Sefil bir hayat sürmüştüm 18 yıl boyunca. Bu sefil hayatım namusum için son bulacaksa son bulsundu. Günlerdir kapalı tutulduğum odamda yapabileceğim tek şey, beni götürmeye çalıştıklarında camı kırıp aşağıya atlamaktı. Bu saatten sonra benim için yaşamak gerçektende ölmekten daha zor olacaktı, biliyordum.

Anne neden gittin? Neden terk ettin beni? Her şey senin ölümünle başladı. Sen gittikten sonra bu insanlar bizim hayatımıza girdi. Bunların tümü senin suçun anne! Sen öldüğün için babam yeni bir kadınla evlendi! Sen öldüğün için üvey abim hayatımıza girdi! Neden anne? Neden öldün ve beni bu hayatta yapayalnız bıraktın!

Sen öldüğünde ben daha çok küçüktüm. Okula başlayacaktım, o zaman annem beni görmek için geri gelir diye düşünmüştüm. Gelmedin anne okula başladığım gün diğer öğrenciler gibi ağladığımda anne diye, sen gelmedin diğer anneler gibi. Yere düştüğümde dizlerim kanadığında adını haykırdım acıyla. Sen yine gelmedin anne. Mezun oldum gelmedin. Liseye başladım gelmedin. Bak ben liseden de mezun oluyorum 1 hafta sonra. Biliyorum sen yine gelmeyeceksin. Zaten artık gelmeni de beklemiyorum ki. Büyüdüm ve gelemeyeceğini öğrendim. Yetmiyormuş gibi 11 yıl sonra babamda senin yanına gitti. Bari onu almasaydılar elimden!
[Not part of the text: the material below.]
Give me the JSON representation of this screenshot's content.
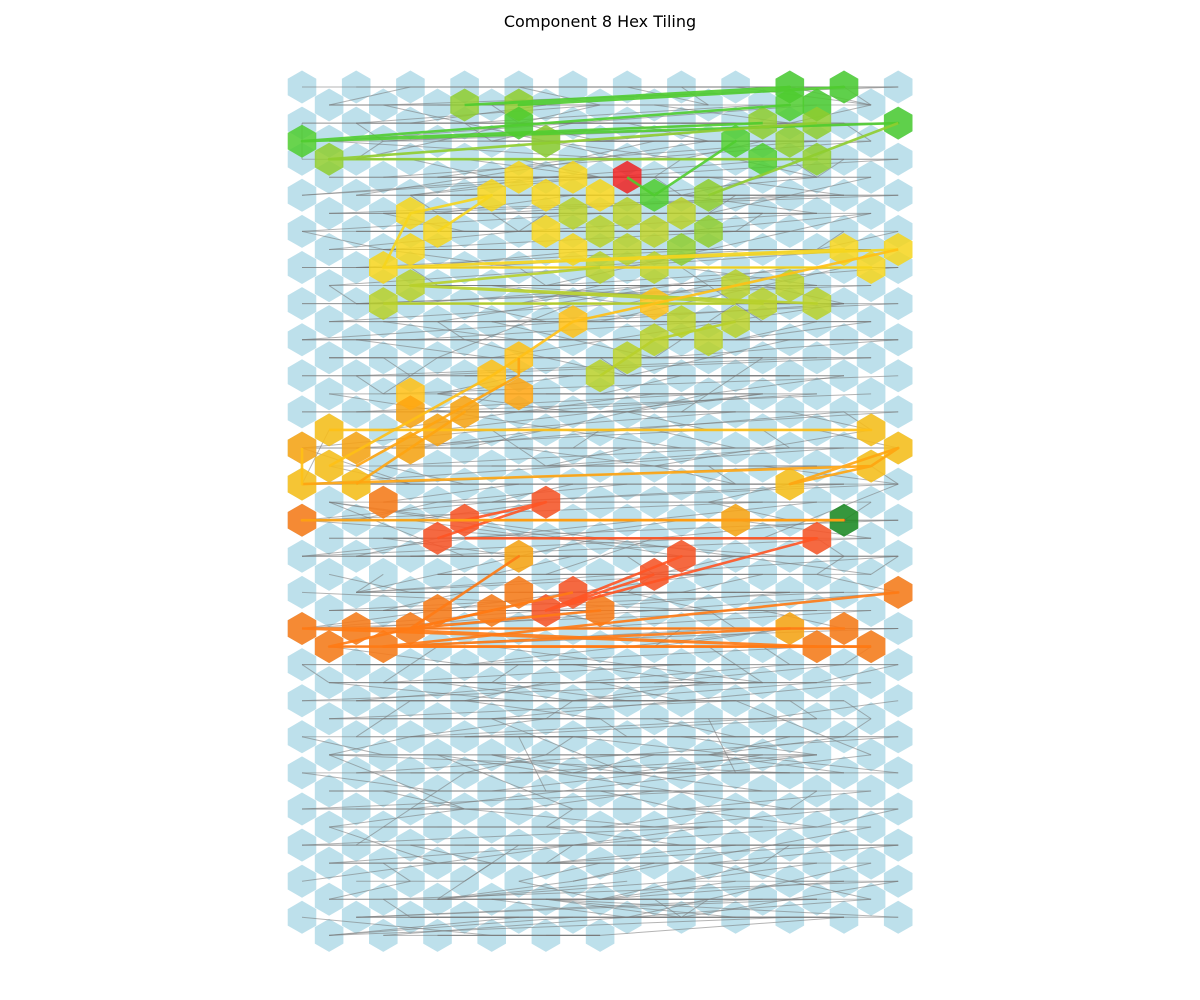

Babam izin vermezdi şimdi böyle satılmama. Abimi öldürürdü ama beni o kerhaneye götürmesine izin vermezdi. Her şey senin ölümünle başladı anne. Benim kışım sen gidince başladı. Ama biliyor musun daha fazla uzamayacak bu ayrılık. Bende yanınıza geldiğimde tamamlanacak ailemiz. Eskisi gibi mutlu olacağız hep birlikte...

Babam annem öldükten 2 yıl sonra yeni bir kadınla evlenmişti. Neriman anne. Benim ikinci annem. Kendi annem gibi olmasa da çok severdim Neriman anneyi. Pamuk gibi beyaz teni, tenine inat siyah gözleri ve saçları. Dalgalı saçları her zaman uzundu. Çok severdi uzun saçı bu yüzden benim saçlarımı kestirmek istemezdi. Ondan sonra sanki ona ihanet ediyormuşum gibi hissettiğim için kestirememiştim belime gelen uzun, düz, açık kahve saçlarımı.

Tanrı bir bir almıştı sevdiklerimi benden. Beni seven herkes bir bir beni terk etmişti. Önce o melek yüzlü annem yeşil gözlerini yummuştu hayata. Toprak olup bırakmıştı bizi. Sonra uzun boylu, iri yarı, tam bir çınar gibi dimdik olan babam girmişti kara toprağın altına. Çok sevdiği kocasını kaybeden böbrek hastası Neriman anne ise yalnızca bir yıl dayanabilmişti babamın acısına. İşte şimdi olduğum yere gelmiştim yine. Odama.

Camdan dışarı bakıp evin ikinci katındaki odamdan geleni geçeni izliyordum. Şu anda okulda olmam gerekiyordu. 2 gündür okula gitmiyordum ve kimse merak edip gelmemişti. Abim telefonuma el koymuştu. Zaten çok eski bir şeydi ama en azından arayıp mesaj atabiliyordum. Onu da kaybetmiştim. Sahip olduğum her şeyi kaybetmiştim ama o lanet olası abim battığı pisliğin içinde 9 canıyla beraber yaşayıp duruyordu.